Cronologia da Bagunça: a política do Rio e o teatro do absurdo

Respectivamente, Washington Reis e Cláudio Castro

A política do Rio de Janeiro conseguiu um feito digno de estudo clínico: transformar cientista político em Napoleão de hospício — inclusive este colunista que aqui escreve. É preciso mapa, bússola, tarô e talvez uma pitada de ansiolítico para entender os últimos capítulos da novela palaciana fluminense.

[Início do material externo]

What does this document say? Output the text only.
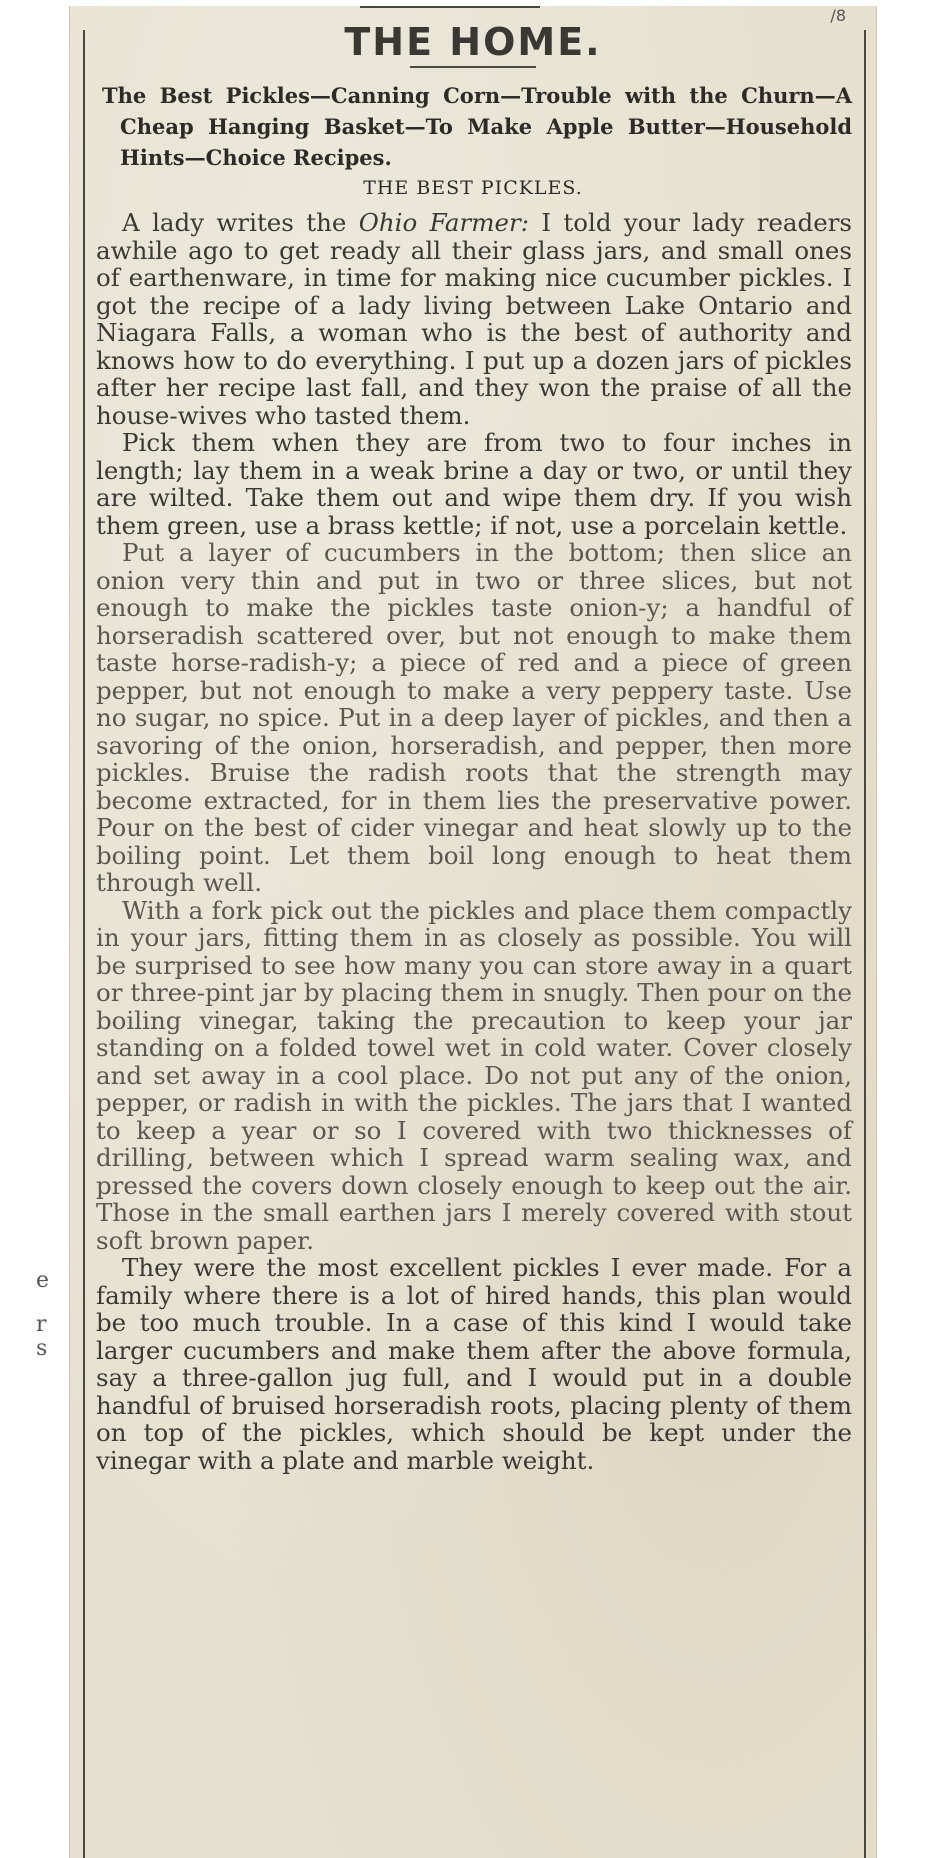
/8
THE HOME.
The Best Pickles—Canning Corn—Trouble with the Churn—A Cheap Hanging Basket—To Make Apple Butter—Household Hints—Choice Recipes.
THE BEST PICKLES.

A lady writes the Ohio Farmer: I told your lady readers awhile ago to get ready all their glass jars, and small ones of earthenware, in time for making nice cucumber pickles. I got the recipe of a lady living between Lake Ontario and Niagara Falls, a woman who is the best of authority and knows how to do everything. I put up a dozen jars of pickles after her recipe last fall, and they won the praise of all the house-wives who tasted them.

Pick them when they are from two to four inches in length; lay them in a weak brine a day or two, or until they are wilted. Take them out and wipe them dry. If you wish them green, use a brass kettle; if not, use a porcelain kettle.

Put a layer of cucumbers in the bottom; then slice an onion very thin and put in two or three slices, but not enough to make the pickles taste onion-y; a handful of horseradish scattered over, but not enough to make them taste horse-radish-y; a piece of red and a piece of green pepper, but not enough to make a very peppery taste. Use no sugar, no spice. Put in a deep layer of pickles, and then a savoring of the onion, horseradish, and pepper, then more pickles. Bruise the radish roots that the strength may become extracted, for in them lies the preservative power. Pour on the best of cider vinegar and heat slowly up to the boiling point. Let them boil long enough to heat them through well.

With a fork pick out the pickles and place them compactly in your jars, fitting them in as closely as possible. You will be surprised to see how many you can store away in a quart or three-pint jar by placing them in snugly. Then pour on the boiling vinegar, taking the precaution to keep your jar standing on a folded towel wet in cold water. Cover closely and set away in a cool place. Do not put any of the onion, pepper, or radish in with the pickles. The jars that I wanted to keep a year or so I covered with two thicknesses of drilling, between which I spread warm sealing wax, and pressed the covers down closely enough to keep out the air. Those in the small earthen jars I merely covered with stout soft brown paper.

They were the most excellent pickles I ever made. For a family where there is a lot of hired hands, this plan would be too much trouble. In a case of this kind I would take larger cucumbers and make them after the above formula, say a three-gallon jug full, and I would put in a double handful of bruised horseradish roots, placing plenty of them on top of the pickles, which should be kept under the vinegar with a plate and marble weight.

e
r
s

Tudo começou quando Washington Reis (MDB), ex-prefeito de Duque de Caxias e então secretário de Transportes de Cláudio Castro PL_, decidiu que queria ser governador. Uma ousadia que despertou reações imediatas na Alerj. Em sessão plenária, os deputados aprovaram sua convocação, e o barraco foi armado: Rosenverg Reis (MDB), irmão de Washington, chamou o presidente da Casa, Rodrigo Bacellar (União), de “xerife do estado”. Bacellar não deixou barato e devolveu com gosto: disse que não aceitava ataque pessoal — e que, diferente do que pensam, não era Cláudio Castro.

Enquanto isso, o próprio governador Cláudio Castro estava confortavelmente fora do país, participando do Gilmarpalooza — evento com nome de festival, mas recheado de ministros do STF e bastidores do poder. Com a caneta na mão, Bacellar aproveitou a interinidade para exonerar Washington Reis da Secretaria de Transportes. Um gesto simbólico, quase coreográfico, para provar que realmente não era Cláudio Castro… mas também não era bobo.

Washington reagiu dizendo que a assinatura de Bacellar não valia nada e que tudo seria revertido quando o verdadeiro chefe voltasse. Só que Cláudio Castro voltou… e não voltou com Washington para a Secretaria.

Entra em cena Flávio Bolsonaro, tentando mediar a crise nos bastidores. Conversou com Castro, que prometeu trazer Washington de volta. Prometeu. Mas ficou por isso mesmo: a palavra empenhada sumiu junto com a nomeação.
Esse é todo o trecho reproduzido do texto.